2. L'examen de ce défi général du financement doit se faire aujourd'hui concrètement selon trois cercles géographiques :
· D'abord bien entendu en France. Les chiffres du crédit bancaire y sont globalement bons : + 7 % de croissance cumulée depuis fin 2008 et + 28 % avec les financements de marché ; des taux parmi les plus bas d'Europe. Pour autant, des critiques s'expriment toujours de la part de beaucoup d'entreprises. Les banques doivent les prendre au sérieux, et agir résolument pour sortir de ce malentendu persistant selon deux recommandations proposées : sur les crédits de trésorerie aux TPE, et en innovant sur le financement long du BFR. Le développement des offres alternatives, autour de la finance solidaire et du crowdfunding, est un autre stimulant bienvenu. Quant aux fonds propres, ils ne semblent pas manquer globalement aujourd’hui- y compris grâce à l'action de Bpifrance sur le capital-risque ; mais la priorité pour demain est de réorienter une part croissante des 1600 Md€ de l'assurance-vie vers les actions, et donc de favoriser le nouveau contrat Euro-croissance.
· La zone euro ensuite peut s'appuyer en épargne sur un excédent courant dépassant 200 Md€ par an, soit plus de 2 % de son PIB. Mais cette ressource est mal allouée : l'épargne allemande, mal rémunérée, ne circule pas vers les besoins italiens ou espagnols, mal financés, plus encore depuis 2009-2011. Cette fragmentation financière entraine un manque à croître, et surtout une grande fragilité pour la zone euro : les "chocs" nationaux n'y sont amortis, ni par des transferts budgétaires, ni par des flux privés durables. Les symptômes s'imposent crise après crise ; mais la thérapie tarde.
· Enfin, alors que le G20 et l'Europe ont adopté un ensemble impressionnant de régulations renforçant la sécurité financière, la question de leurs effets économiques revient souvent. Aujourd'hui, contrairement aux craintes affichées des banques, ces règles ne pèsent pas sur le crédit et la croissance, notamment en raison des effets favorables de la politique monétaire. Pour l'avenir, le sujet est plus complexe, et mérite d'être éclairé par tous les travaux menés depuis le "MAG" de Bâle en 2010 : la "re-création" d'une instance internationale d'évaluation nous parait souhaitable.

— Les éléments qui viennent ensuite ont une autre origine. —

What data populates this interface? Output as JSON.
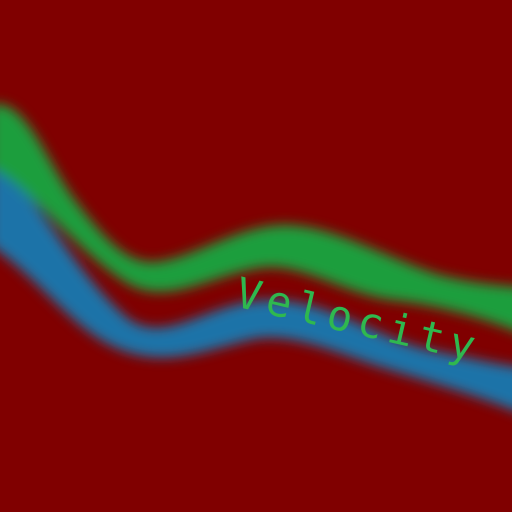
{
  "label": "Velocity",
  "colors": {
    "background": "#800000",
    "upper_band": "#1b9e3c",
    "lower_band": "#1a73a8",
    "label": "#2fb84f"
  }
}
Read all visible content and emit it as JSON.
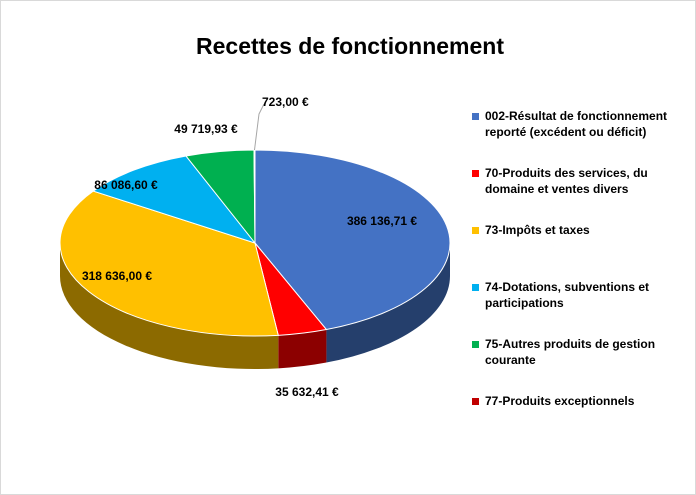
{
  "chart_data": {
    "type": "pie",
    "title": "Recettes de fonctionnement",
    "categories": [
      "002-Résultat de fonctionnement reporté (excédent ou déficit)",
      "70-Produits des services, du domaine et ventes divers",
      "73-Impôts et taxes",
      "74-Dotations, subventions et participations",
      "75-Autres produits de gestion courante",
      "77-Produits exceptionnels"
    ],
    "values": [
      386136.71,
      35632.41,
      318636.0,
      86086.6,
      49719.93,
      723.0
    ],
    "value_labels": [
      "386 136,71 €",
      "35 632,41 €",
      "318 636,00 €",
      "86 086,60 €",
      "49 719,93 €",
      "723,00 €"
    ],
    "colors": [
      "#4472c4",
      "#ff0000",
      "#ffc000",
      "#00b0f0",
      "#00b050",
      "#c00000"
    ],
    "legend": "right"
  }
}
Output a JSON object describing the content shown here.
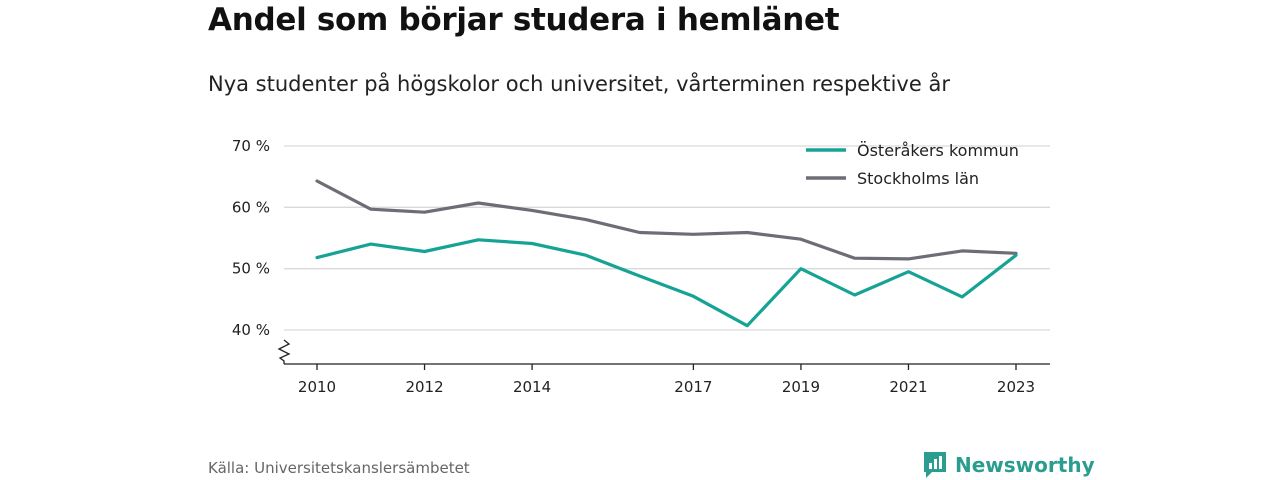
{
  "title": "Andel som börjar studera i hemlänet",
  "subtitle": "Nya studenter på högskolor och universitet, vårterminen respektive år",
  "source": "Källa: Universitetskanslersämbetet",
  "brand": {
    "name": "Newsworthy",
    "icon": "newsworthy-logo-icon"
  },
  "colors": {
    "teal": "#16a396",
    "gray": "#6e6d75",
    "grid": "#d9d9d9",
    "brand": "#2a9d8f"
  },
  "chart_data": {
    "type": "line",
    "x": [
      2010,
      2011,
      2012,
      2013,
      2014,
      2015,
      2016,
      2017,
      2018,
      2019,
      2020,
      2021,
      2022,
      2023
    ],
    "x_tick_labels": [
      "2010",
      "2012",
      "2014",
      "2017",
      "2019",
      "2021",
      "2023"
    ],
    "y_tick_labels": [
      "40 %",
      "50 %",
      "60 %",
      "70 %"
    ],
    "ylim": [
      40,
      70
    ],
    "y_axis_break": true,
    "grid": true,
    "legend_position": "top-right",
    "series": [
      {
        "name": "Österåkers kommun",
        "color": "#16a396",
        "values": [
          51.8,
          54.0,
          52.8,
          54.7,
          54.1,
          52.2,
          48.8,
          45.5,
          40.7,
          50.0,
          45.7,
          49.5,
          45.4,
          52.2
        ]
      },
      {
        "name": "Stockholms län",
        "color": "#6e6d75",
        "values": [
          64.3,
          59.7,
          59.2,
          60.7,
          59.5,
          58.0,
          55.9,
          55.6,
          55.9,
          54.8,
          51.7,
          51.6,
          52.9,
          52.5
        ]
      }
    ]
  }
}
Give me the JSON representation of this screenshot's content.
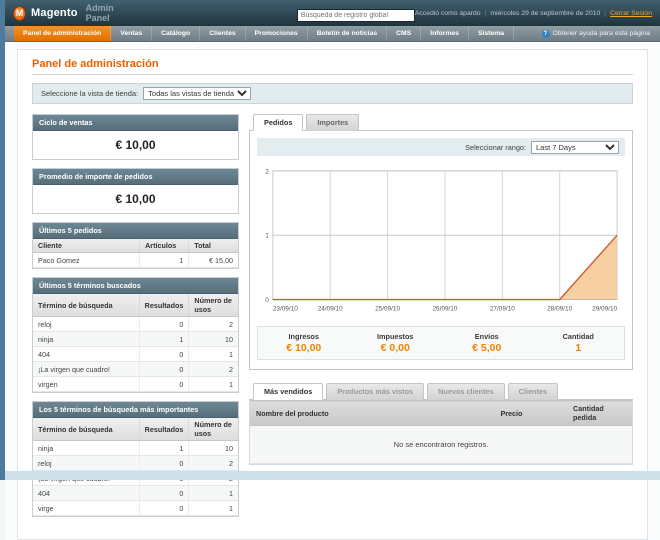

3. Face à ce défi du financement, le projet pour 2019 d'"Union des marchés de capitaux" de la Commission est porteur de solutions. Mais il faudrait le renommer "Union de financement et d'investissement", pour mieux le situer : il s'agit de permettre aux entreprises une diversification réelle - et souhaitée - de leurs possibilités de financement. Et non d'imposer d'en haut une désintermédiation forcée : vouloir passer, fût-ce à long terme, des 20 % de financements de marchés européens aux 75 % américains n'aurait guère de sens. Cette Union est un progrès significatif pour les 28 Etats-membres - comme l’est l’Union bancaire qui doit être finalisée. Mais l’Union de financement et d’investissement est un impératif pour les 19 de la zone euro, où l’épargne doit être mieux mutualisée. Ils devront donc pouvoir au besoin avancer davantage sur une partie de l'agenda. Enfin, l’Union de financement et d’investissement doit mieux orienter l’épargne des Européens, plutôt que vers une prise directe de risque à laquelle ils restent réticents, vers le long terme correspondant à leurs besoins croissants de retraite. A ces trois conditions, l’Union peut réaliser la compatibilité du « triangle du financement ».
…
Concrètement, l’agenda du projet doit être rapproché, vers 2016-2017 pour partie, et priorisé selon deux attentes des entreprises. La première est de leur offrir selon leur taille un continuum d'instruments de dette, des banques aux marchés : ceci passe par le développement des placements privés et de plateformes de prêts directs, et d'une titrisation bien sécurisée. Le second axe vise les investissements plus à risque et à long terme : les "désincitations" de Solvabilité 2 pour les assureurs doivent d'abord être révisées. L'articulation avec le plan Juncker doit être beaucoup mieux jouée, en faveur des fonds propres transfrontières - dont un vrai capital-risque européen pour conserver le contrôle de nos meilleures entreprises de croissance - et des infrastructures.
Parallèlement, des task forces innovantes devraient être mandatées sur trois chantiers de convergence plus lourds : le droit des faillites, l'information économique sur les PME, et la protection des consommateurs. Le succès exige de veiller à la stabilité financière, face aux risques des marchés qui sont différents mais pas moindres que les risques bancaires. Le "shadow banking" est une notion encore un peu floue, mais une régulation proportionnée des gestionnaires d'actifs est la priorité. La supervision des acteurs désintermédiés en Europe doit être renforcée, pour construire la confiance des épargnants et investisseurs dans l'Union de financement : le statu quo autour de l'ESMA5 , plaidé par beaucoup de nos partenaires, n'est donc pas une option. En "poutre faîtière" des différents risques et secteurs, le Conseil de Stabilité Financière à Bâle joue un rôle essentiel pour le G20 ; l'échelon européen devrait mieux s'organiser en ce sens. La mission propose en conséquence dix recommandations d’application française ou européenne, qui sont détaillées chacune dans le corps du rapport par des encadrés spécifiques6 .
LISTE DES 10 RECOMMANDATIONS DU RAPPORT
Recommandations d’application française
1. Améliorer l’accès des TPE au crédit, notamment de trésorerie.
2. Développer le financement long du BFR.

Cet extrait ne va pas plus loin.